Dabei war nach dem Fall der Mauer – wer mag sich das heute noch vorstellen – ein zusätzlicher Standort in Thüringen bei Bosch nicht einmal unumstritten. Kontroversen gab es nicht zuletzt unter den westdeutschen Arbeitnehmervertretern, die Kapazitäten und Arbeitsplätze aus ihren Werken hierher abgeben mussten. Umso mehr beeindruckt es mich noch heute, wie der Vorsitzende unseres Gesamtbetriebsrats seinerzeit ganz wörtlich „solidarisches Verhalten mit den Kollegen in der DDR“ einforderte.

Wir müssen alles tun, so appellierte er an die Verantwortung der Betriebsräte im Westen, um die Überzeugung nicht aufkommen zu lassen, dass im Osten vor der Wende besser zu leben war.

Bewegende Worte aus bewegten Zeiten, aber ich denke, mit unserem Werk in Eisenach konnten wir sie einlösen.

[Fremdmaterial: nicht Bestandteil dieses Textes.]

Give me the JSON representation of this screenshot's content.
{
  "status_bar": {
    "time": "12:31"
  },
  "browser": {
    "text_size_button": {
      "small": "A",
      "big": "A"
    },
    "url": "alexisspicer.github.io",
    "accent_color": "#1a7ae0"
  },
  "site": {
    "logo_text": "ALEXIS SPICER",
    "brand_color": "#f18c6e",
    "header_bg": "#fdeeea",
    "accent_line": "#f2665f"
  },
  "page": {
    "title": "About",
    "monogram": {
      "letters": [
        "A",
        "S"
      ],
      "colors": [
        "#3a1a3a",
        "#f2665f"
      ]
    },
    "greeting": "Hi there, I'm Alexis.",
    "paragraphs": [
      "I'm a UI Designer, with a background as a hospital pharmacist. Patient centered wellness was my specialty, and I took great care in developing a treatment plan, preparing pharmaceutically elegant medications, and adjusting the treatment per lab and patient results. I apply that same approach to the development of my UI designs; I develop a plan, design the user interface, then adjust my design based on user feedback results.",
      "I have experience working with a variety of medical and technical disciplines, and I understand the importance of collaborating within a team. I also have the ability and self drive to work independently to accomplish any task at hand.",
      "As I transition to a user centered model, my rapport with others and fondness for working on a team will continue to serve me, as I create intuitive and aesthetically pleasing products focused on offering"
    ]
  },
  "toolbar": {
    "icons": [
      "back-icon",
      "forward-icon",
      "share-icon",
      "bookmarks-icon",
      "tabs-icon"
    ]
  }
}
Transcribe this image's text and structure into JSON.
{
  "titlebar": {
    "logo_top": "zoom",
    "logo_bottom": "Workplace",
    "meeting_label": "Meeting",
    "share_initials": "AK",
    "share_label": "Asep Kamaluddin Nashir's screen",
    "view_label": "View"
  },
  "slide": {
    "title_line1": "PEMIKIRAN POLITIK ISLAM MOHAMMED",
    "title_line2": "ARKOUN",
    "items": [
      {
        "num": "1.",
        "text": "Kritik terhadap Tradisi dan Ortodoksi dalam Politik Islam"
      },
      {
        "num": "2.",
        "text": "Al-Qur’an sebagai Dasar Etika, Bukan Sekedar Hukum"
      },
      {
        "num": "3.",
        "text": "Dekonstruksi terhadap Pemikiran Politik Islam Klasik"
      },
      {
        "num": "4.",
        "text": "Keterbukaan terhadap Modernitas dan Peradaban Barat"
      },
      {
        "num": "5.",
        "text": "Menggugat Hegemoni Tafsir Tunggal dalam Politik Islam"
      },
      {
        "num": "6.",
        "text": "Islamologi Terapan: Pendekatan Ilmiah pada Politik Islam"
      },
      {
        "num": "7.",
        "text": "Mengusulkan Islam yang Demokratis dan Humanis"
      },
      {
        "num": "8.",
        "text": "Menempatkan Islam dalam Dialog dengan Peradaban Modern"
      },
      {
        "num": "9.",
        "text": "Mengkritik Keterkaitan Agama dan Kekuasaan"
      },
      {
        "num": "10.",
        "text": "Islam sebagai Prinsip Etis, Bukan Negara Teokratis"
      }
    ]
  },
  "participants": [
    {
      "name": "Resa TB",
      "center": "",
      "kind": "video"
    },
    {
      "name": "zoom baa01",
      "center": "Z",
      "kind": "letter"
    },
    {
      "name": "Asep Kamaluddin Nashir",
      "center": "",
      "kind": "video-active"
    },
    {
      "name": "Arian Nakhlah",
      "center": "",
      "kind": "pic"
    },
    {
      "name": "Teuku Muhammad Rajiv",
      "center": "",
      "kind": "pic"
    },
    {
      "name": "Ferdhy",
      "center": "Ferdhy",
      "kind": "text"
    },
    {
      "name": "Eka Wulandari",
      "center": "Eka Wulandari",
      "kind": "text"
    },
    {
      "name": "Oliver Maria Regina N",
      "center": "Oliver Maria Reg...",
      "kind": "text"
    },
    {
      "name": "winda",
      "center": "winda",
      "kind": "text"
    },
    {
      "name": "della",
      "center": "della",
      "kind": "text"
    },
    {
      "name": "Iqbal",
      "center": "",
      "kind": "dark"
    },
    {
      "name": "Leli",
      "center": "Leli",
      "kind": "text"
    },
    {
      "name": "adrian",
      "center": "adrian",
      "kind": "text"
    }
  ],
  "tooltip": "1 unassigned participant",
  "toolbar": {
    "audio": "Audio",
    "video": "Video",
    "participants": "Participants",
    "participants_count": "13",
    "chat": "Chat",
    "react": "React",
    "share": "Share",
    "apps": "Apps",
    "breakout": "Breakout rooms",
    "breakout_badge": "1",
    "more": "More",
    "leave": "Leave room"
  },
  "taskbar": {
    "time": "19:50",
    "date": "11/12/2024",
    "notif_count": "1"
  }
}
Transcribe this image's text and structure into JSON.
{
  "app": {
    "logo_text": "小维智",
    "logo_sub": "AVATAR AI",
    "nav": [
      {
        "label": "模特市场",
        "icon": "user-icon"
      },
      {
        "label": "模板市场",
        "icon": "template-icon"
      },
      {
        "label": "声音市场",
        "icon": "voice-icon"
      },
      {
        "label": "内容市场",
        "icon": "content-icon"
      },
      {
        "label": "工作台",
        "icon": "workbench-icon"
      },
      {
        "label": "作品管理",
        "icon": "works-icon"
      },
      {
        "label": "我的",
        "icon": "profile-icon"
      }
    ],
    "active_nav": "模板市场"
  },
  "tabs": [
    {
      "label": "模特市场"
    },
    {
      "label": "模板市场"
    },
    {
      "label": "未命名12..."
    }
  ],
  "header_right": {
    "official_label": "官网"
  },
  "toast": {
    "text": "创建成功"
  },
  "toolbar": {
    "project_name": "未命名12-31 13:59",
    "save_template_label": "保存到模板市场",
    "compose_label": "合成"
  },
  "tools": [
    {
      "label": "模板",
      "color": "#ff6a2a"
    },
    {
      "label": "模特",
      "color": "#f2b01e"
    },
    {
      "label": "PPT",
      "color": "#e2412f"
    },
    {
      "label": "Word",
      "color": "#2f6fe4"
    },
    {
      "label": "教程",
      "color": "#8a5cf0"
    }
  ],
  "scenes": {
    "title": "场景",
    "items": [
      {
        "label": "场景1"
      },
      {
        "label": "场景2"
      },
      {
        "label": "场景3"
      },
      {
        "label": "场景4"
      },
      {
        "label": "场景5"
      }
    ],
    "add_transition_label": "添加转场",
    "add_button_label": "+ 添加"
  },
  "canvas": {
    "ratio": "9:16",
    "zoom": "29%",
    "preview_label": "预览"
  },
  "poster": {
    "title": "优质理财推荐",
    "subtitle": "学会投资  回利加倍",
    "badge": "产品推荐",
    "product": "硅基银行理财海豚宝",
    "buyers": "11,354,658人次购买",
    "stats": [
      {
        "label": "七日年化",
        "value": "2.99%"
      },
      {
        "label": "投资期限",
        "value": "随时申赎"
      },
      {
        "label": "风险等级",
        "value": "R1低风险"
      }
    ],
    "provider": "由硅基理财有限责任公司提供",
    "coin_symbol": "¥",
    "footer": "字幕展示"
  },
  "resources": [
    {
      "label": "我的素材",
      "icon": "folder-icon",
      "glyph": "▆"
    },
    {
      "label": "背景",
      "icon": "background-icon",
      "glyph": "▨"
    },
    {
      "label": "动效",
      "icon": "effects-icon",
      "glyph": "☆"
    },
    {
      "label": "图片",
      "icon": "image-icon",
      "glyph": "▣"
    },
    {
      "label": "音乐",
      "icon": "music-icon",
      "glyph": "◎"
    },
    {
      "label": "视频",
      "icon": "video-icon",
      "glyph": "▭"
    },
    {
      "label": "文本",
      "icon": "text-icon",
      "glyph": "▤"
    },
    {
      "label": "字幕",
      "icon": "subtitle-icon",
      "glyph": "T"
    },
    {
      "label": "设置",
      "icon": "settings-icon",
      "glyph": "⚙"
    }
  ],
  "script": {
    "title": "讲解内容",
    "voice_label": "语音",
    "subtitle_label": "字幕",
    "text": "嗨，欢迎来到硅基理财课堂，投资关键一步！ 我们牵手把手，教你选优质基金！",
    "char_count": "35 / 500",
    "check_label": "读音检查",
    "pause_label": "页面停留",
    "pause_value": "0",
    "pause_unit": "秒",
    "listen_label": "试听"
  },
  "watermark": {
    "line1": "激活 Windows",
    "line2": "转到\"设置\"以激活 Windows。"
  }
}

Aber vor allem für die „Kollegen in der DDR“, um sie nochmals mit den Worten unseres westdeutschen Betriebsrats zu bezeichnen, war die Umstellung nicht einfach. Es lohnt sich, im Bosch-Zünder jener Jahre zu blättern – in unserer Mitarbeiterzeitung, die bemerkenswert offen immer wieder über Eisenach berichtete. Ich zitiere die Stimme einer Teamführerin:

Ich bin das erste Mal in der Marktwirtschaft und gebe ehrlich zu, dass ich das nicht gleich gekonnt habe.

Doch bald war Eisenach zumindest in einem Punkt Vorbild für die Bosch-Werke im Westen, nämlich bei der Einführung der teamorientierten Produktion.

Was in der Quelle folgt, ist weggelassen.